With offices in New York, Austin, Miami, Denver, Mountain View, Seattle, Hong Kong, Shanghai, Beijing, Guangzhou, and Singapore, we continue to expand our reach and impact across global markets.
We are seeking a highly skilled Data Pipeline Engineer to join our dynamic Data Engineering team. The ideal candidate possesses 3+ years of data engineering experience. An excellent candidate should have a solid understanding of Spark, SQL, and data pipeline experience. This individual will play a crucial role in supporting our strategic pipelines and optimizing for reliability, efficiency, and performance.
Hired individuals will play a crucial role in helping to shape our ETL strategy and be part of a rapidly growing team. In this role, you will be responsible for researching, planning, and implementing best practices that optimize data pipeline performance and reliability across our organization. You will work cross-functionally with all of our product teams to ensure smooth, efficient, and scalable pipelines. This position is ideal for someone who loves tackling complex technical challenges, enjoys hands-on problem-solving, and loves the fast-paced environment where they can make a big impact.
Report directly to the Director of Data Engineering, who will provide significant, hands-on training on cutting-edge data tools and techniques.
Build end-to-end data pipelines.
Help with setting best practices for our data modeling and pipeline builds.
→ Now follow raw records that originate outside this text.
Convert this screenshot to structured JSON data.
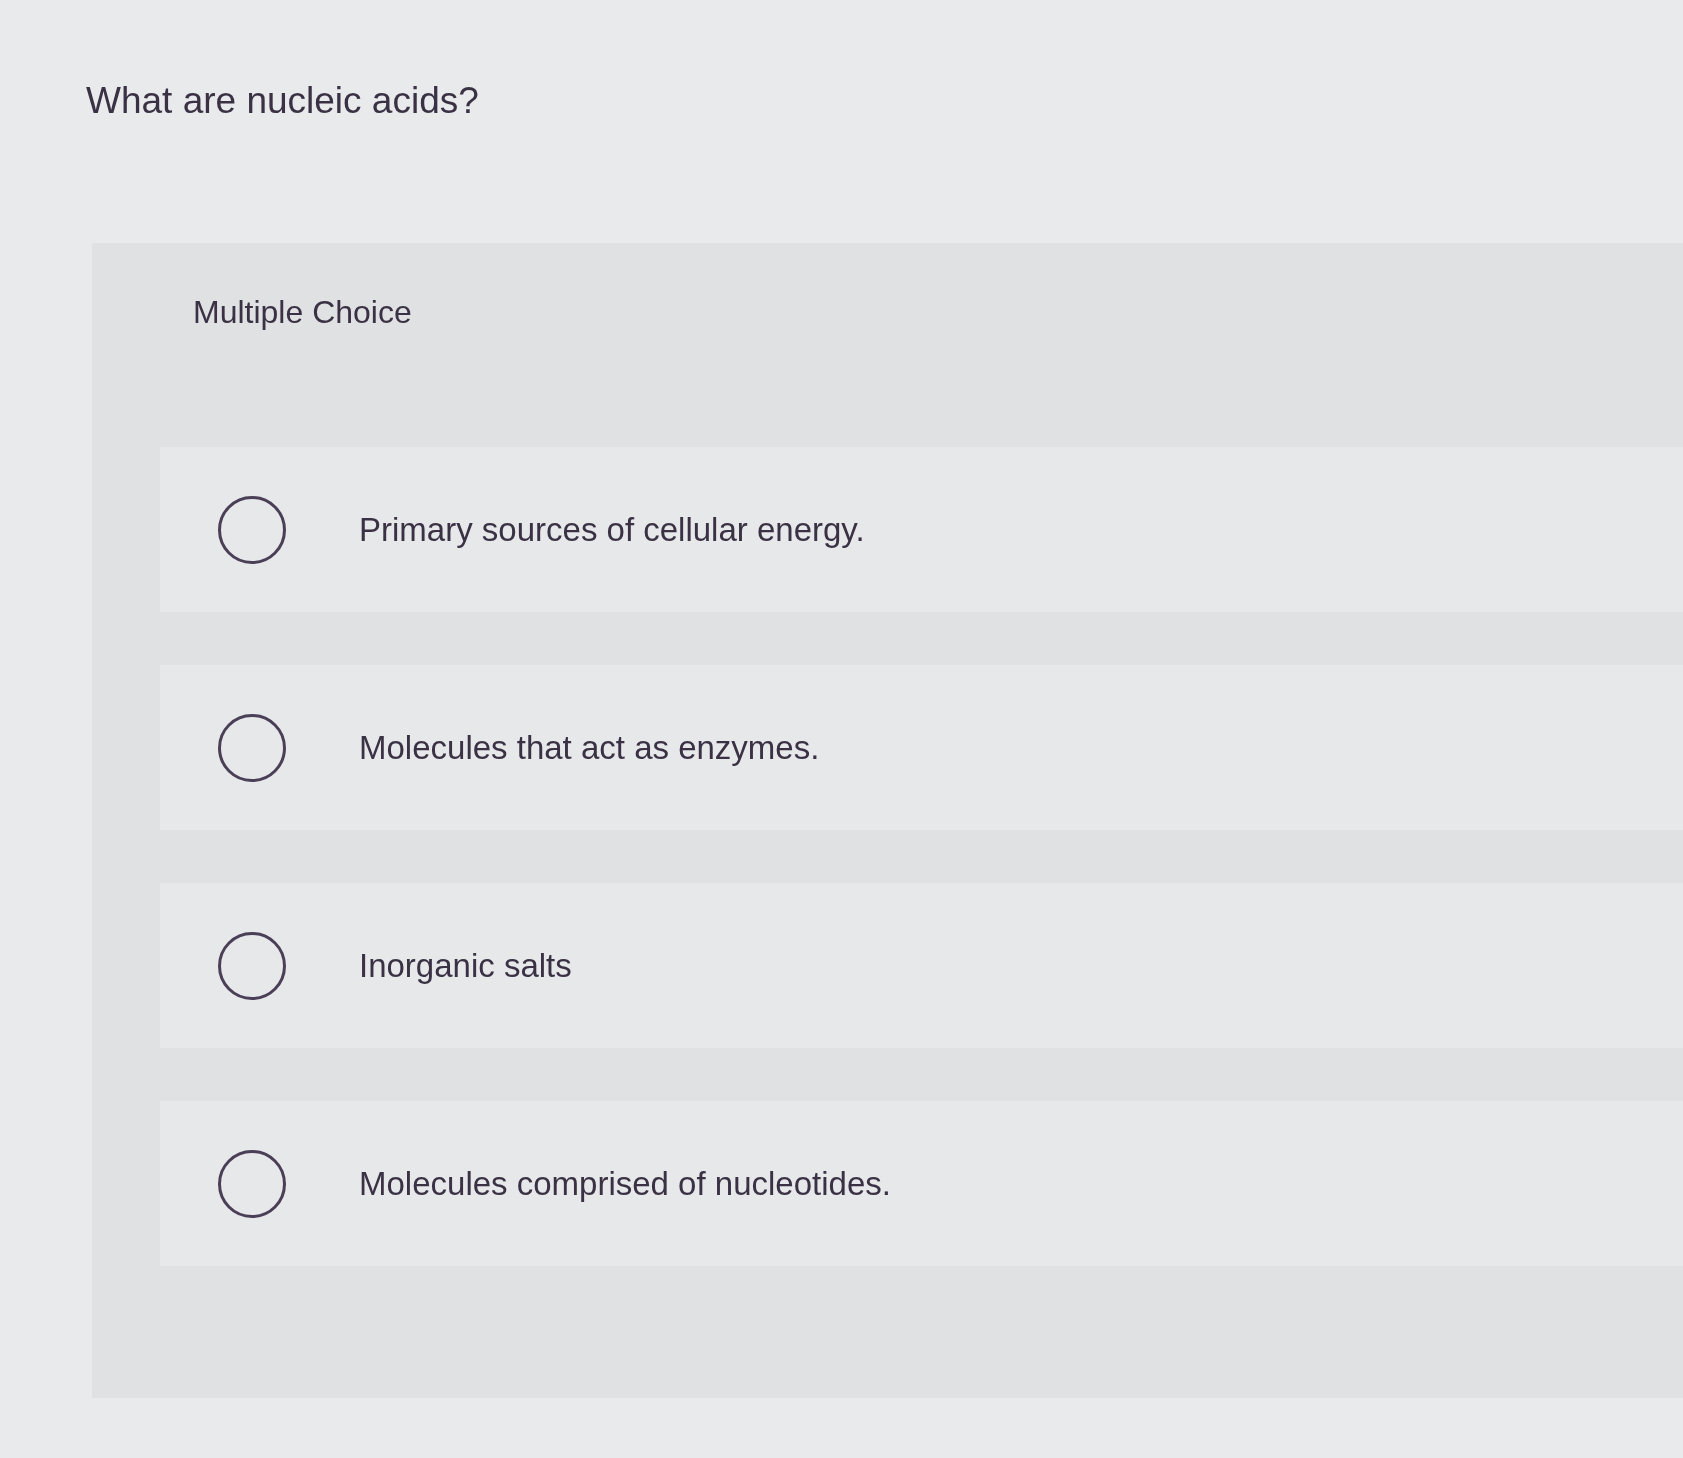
{
  "question": "What are nucleic acids?",
  "panel": {
    "type_label": "Multiple Choice",
    "options": [
      {
        "text": "Primary sources of cellular energy.",
        "selected": false
      },
      {
        "text": "Molecules that act as enzymes.",
        "selected": false
      },
      {
        "text": "Inorganic salts",
        "selected": false
      },
      {
        "text": "Molecules comprised of nucleotides.",
        "selected": false
      }
    ]
  }
}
Create documentation, architecture diagrams, and other training materials for analysts.
Become an expert at solving complex data pipeline issues using PySpark and SQL.
Collaborate with stakeholders to incorporate business logic into our central pipelines.
Deeply learn Databricks, Airflow, and other ETL tooling.
You hold a Bachelor’s or Master’s degree in Computer Science, STEM, or a related technical discipline.
You have 3+ years of experience as a Data Engineer, or in other technical functions.
You are comfortable working with large-scale datasets using PySpark or Pandas.
You have a great understanding of working with data, orchestration tools, and data pipelines.
You understand business needs and the rationale behind different data ingestion and delivery strategies.
You are eager to constantly learn new technologies.
You are a self-starter who enjoys working with both internal and external stakeholders.
You have exceptional verbal and written communication skills.
Nice to have: Experience with Kubernetes, Docker, or equivalent.
Candidates must have primary residency (and be physically located) in the country of hire (AKA Colombia) in order to be considered for the position. If hired, the worker must maintain primary residency in the country of hire in order to be eligible for employment.
We are committed to equal employment opportunity regardless of race, color, ancestry, religion, sex, national origin, sexual orientation, age, marital status, disability, gender, gender identity or expression, or veteran status. We are proud to be an equal-opportunity employer.